La quarantaine observée grâce aux données cellulaires en Alberta
La Presse Canadienne|Publié le 09 avril 2020« On veut savoir si cette personne se trouve véritablement confinée à la maison et qu’elle y reste.» (Photo: 123RF)
Une experte en protection des renseignements personnels estime que le projet du gouvernement albertain d’utiliser les téléphones intelligents pour faire respecter les quarantaines devrait être accompagné d’un échéancier précis et de détails clairs sur la façon dont ces données seront traitées.
Ce projet de « géolocalisation » des citoyens fait partie d’une « stratégie de redémarrage » annoncée par le premier ministre Jason Kenney dans un discours à la nation, mardi soir à la télévision, pour relancer, lorsque la COVID-19 sera sous contrôle, une économie albertaine déjà mal en point.
« J’ai été clair sur notre intention de tirer des leçons des États qui ont eu du succès comme Taïwan, Singapour et la Corée du Sud afin de pouvoir relancer rapidement notre économie », a déclaré M. Kenney à l’Assemblée législative mercredi.
« Notre stratégie de relance implique, en partie, l’utilisation restreinte et appropriée d’applications mobiles pour les individus qui font l’objet d’un ordre d’isolement », a-t-il ajouté.
Jason Kenney s’est servi de l’exemple d’une personne qui arrive en Alberta depuis un pays où l’épidémie est toujours active.
« On veut savoir si cette personne se trouve véritablement confinée à la maison et qu’elle y reste. Et si ce n’est pas le cas, il faut pouvoir retrouver cette personne avant qu’elle ne propage le virus », a plaidé le premier ministre.
Sharon Polsky, présidente du Conseil du Canada de l’accès et la vie privée, admet que la plupart des Canadiens comprendraient le bien-fondé de l’utilisation des applications pour téléphones intelligents afin de s’assurer que les directives de quarantaine sont respectées pendant une crise majeure de santé publique.
« Mais les Canadiens seraient, je pense, beaucoup plus enclins à faire confiance à ces atteintes à la vie privée s’ils avaient la certitude que ces mesures temporaires auraient une date de péremption », a-t-elle déclaré mercredi. D’autant que des mesures d’urgence peuvent toujours être renouvelées au besoin, rappelle la spécialiste.
Une grande transparence
Mme Polsky soutient que les gouvernements doivent également être transparents quant à ceux qui colligent et traitent les renseignements personnels, la façon dont ils sont utilisés, l’endroit où ils seront stockés et qui aura accès à ces informations. « Sans cette transparence, les gens se méfieront, à juste titre. »
Mme Polsky rappelle d’ailleurs comment les gouvernements occidentaux étaient scandalisés de voir la Chine surveiller ses citoyens de cette manière alors que l’épidémie se propageait là-bas, en janvier et février.
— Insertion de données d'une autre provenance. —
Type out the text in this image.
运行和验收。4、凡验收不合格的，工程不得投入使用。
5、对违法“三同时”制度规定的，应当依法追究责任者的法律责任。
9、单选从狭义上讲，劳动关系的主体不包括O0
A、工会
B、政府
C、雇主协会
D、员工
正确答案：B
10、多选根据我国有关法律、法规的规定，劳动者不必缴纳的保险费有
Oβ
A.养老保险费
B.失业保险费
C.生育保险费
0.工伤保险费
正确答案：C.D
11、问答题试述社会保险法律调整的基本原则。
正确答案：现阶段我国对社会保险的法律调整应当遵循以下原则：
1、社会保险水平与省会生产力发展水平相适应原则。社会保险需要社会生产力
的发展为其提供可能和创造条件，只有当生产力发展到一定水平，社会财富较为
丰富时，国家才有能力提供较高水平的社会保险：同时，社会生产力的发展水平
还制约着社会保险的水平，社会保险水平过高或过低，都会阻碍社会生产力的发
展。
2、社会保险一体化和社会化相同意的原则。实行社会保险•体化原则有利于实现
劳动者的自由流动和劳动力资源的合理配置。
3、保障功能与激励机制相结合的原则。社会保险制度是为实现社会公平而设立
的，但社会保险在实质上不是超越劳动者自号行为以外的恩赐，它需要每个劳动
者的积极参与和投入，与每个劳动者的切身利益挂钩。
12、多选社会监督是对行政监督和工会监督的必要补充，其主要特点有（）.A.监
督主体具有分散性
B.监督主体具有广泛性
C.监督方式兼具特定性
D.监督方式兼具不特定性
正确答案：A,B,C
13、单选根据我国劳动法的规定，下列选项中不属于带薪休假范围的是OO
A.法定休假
La Corée du Sud, Singapour, Taïwan et plusieurs autres gouvernements ont eux aussi largement utilisé cette technologie des téléphones intelligents pour suivre les mouvements des personnes et contenir le coronavirus.
« Il est malheureusement si facile de sauter dans un train en marche : si cela a fonctionné quelque part, utilisons-le ailleurs, y compris au Canada », a admis Mme Polsky.
Dre Ameeta Singh, spécialiste des maladies infectieuses à l’Hôpital Royal Alexandra d’Edmonton, s’attend à ce que la majorité des gens respectent les ordres d’isolement, mais ce n’est pas toujours le cas.
« Pour être honnête, je ne croyais jamais qu’une telle stratégie pourrait être considérée au Canada, mais parfois de telles mesures peuvent être nécessaires dans l’intérêt de la santé publique », admet Dre Singh qui enseigne également à l’Université de l’Alberta.
Jason Kenney a indiqué mardi dans son allocution que les restrictions visant à ralentir la propagation du nouveau coronavirus devaient se poursuivre; les restrictions sur les rassemblements publics devraient durer jusqu’en mai, a-t-il prédit.
Après cela, l’Alberta mettra en place un certain nombre de mesures visant le double objectif de relancer l’économie et de contenir l’épidémie, a-t-il annoncé. Ces mesures doivent comprendre un dépistage massif — jusqu’à 20 000 tests par jour — et un traçage étendu des sources d’infection. Le contrôle et la mise en quarantaine des visiteurs étrangers doivent aussi être rehaussés.
M. Kenney a également indiqué que l’Alberta encouragera l’utilisation généralisée des masques dans les espaces bondés, comme les transports en commun.
En conférence de presse mercredi, il en a ajouté en disant que les Albertains avaient le choix entre rester confinés pour des mois ou permettre au gouvernement d’utiliser la technologie pour repérer les récalcitrants.